Entremos en situación: ella –o él— está espectacular sin ropa. La luz es cinematográficamente tenue, suenan los primeros acordes de la banda sonora perfecta y, con ellos, te lanzas. Sábanas y vaho. Tu mano recorre su cadera, un tour sin guía por su pierna, estás casi ahí —exactamente donde quieres llegar— y, de repente, te encuentras un interruptor.
No uno metafórico, no un punto G, ni un punto y coma. Un jodido interruptor. De plástico. Y entonces miras sus ojos y ya no te parecen tan arrebatadores. De hecho, parecen de cristal. Su nariz es sospechosamente plástica, y así con todo hasta que te das cuenta de la cruda realidad: has estado a punto de hacerlo con un robot, con un muñeco repleto de engranajes y circuitos, y no te está gustando nada.

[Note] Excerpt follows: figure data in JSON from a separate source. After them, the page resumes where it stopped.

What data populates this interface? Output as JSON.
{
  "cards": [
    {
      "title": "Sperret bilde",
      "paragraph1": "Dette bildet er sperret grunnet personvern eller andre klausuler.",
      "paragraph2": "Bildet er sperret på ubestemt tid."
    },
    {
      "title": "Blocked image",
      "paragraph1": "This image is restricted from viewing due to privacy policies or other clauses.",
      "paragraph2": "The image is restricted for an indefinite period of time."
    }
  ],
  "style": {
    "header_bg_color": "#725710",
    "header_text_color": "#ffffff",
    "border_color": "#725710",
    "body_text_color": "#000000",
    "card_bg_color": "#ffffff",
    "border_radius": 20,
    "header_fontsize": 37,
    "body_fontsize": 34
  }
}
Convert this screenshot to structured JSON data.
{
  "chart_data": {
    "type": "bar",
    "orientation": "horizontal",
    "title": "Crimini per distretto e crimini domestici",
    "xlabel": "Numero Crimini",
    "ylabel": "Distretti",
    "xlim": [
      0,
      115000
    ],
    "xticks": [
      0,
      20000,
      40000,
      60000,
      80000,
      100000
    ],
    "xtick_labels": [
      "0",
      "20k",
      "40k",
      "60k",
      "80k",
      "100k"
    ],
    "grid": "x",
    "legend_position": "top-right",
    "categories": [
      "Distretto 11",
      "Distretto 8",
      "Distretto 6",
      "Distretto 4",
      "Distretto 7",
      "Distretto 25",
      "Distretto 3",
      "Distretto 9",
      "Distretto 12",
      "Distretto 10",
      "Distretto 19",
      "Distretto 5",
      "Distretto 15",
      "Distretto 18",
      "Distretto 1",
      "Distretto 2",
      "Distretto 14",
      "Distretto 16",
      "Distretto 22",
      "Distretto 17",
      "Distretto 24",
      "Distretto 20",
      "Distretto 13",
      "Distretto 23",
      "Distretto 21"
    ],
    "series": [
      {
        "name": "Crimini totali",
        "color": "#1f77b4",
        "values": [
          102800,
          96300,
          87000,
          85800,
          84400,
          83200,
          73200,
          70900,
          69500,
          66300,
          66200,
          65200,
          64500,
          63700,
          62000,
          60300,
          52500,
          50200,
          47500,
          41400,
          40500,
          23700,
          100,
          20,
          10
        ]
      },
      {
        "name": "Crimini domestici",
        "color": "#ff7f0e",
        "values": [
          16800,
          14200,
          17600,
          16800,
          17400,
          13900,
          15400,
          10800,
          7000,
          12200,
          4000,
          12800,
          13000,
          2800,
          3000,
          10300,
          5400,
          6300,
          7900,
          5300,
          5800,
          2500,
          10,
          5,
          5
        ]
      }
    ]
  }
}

Lo que ha encontrado el hipotético protagonista de nuestro relato es una de las conclusiones básicas de la ciencia robótica y la razón por la que, instintivamente, no seríamos capaces de intimar con un androide demasiado parecido a un humano. No me refiero solo al sexo: cualquier relación —de preguntar una dirección a tomar algo— se verá lastrada por esta repulsión innata que los científicos que la han descubierto llaman el uncanny valley, o ‘valle inquietante’.
¿Por qué inquieta este valle?
El doctor Michael Szollosy no se ajusta exactamente al prejuicio que uno podría tener sobre un experto en inteligencias artificiales. Sonriente y parlanchín, este canadiense se especializó en Psicología y Literatura antes de entrar a trabajar en el departamento de robótica de la Michael Szollosy Inglaterra, y habla de las máquinas con el entusiasmo propio de un apasionado.
“El uncanny valley es una hipótesis que, tras medir el grado de familiaridad que adquirimos los humanos ante un robot, muestra cómo aceptamos más a las máquinas a medida que parecen más humanos, con una excepción”, explica Szollosy. Esta excepción es el ‘valle inquietante’: una caída en picado que se da cuando el robot es muy parecido a un humano, pero no del todo.

O la razón por la que el GPS del coche te ayuda a través de una voz femenina a la vez que Siri — la asistente de Apple— da un mal rollo orwelliano. De hecho, los robots que actúan de cara al público suelen tener rasgos que podemos reconocer, como ojos y boca -aunque no lo necesiten-, e imaginamos caras en los botones del horno o los picaportes de las puertas.
Ahora bien: un valle se define como el espacio dejado entre dos montañas, ¿no? Pues si la primera ladera es esta caída de la familiaridad, la segunda es más interesante: “pasado este umbral, si el robot en cuestión es indistinguible de un ser humano, la empatía pasa a ser máxima”, explica el doctor Szollosy. La revista Wired –muy cachonda ella- reinterpretaba de esta forma la gráfica del uncanny valley: con famosos.

Pero volviendo al tema, el investigador nos tranquiliza: “siendo realistas, no hay ningún robot actual que puedas confundir con un humano, y no por que no se haya intentado: los hay con un número ridículamente alto de mecanismos bajo la piel para simular las contracciones de los músculos de la cara y fingir emociones, pero no hay forma de que nos engañen”.
Parece que los días de Terminator, Blade Runner o Ex Machina todavía quedan lejos, y que –volviendo de nuevo al principio- las relaciones plenas con máquinas se encuentran fuera del alcance de la biología. A no ser que el androide en cuestión fuera tan sumamente complejo como para ser indistinguible de uno de nosotros. Y aun si se diera el caso, ¿seguiríamos pudiéndolo considerar un robot?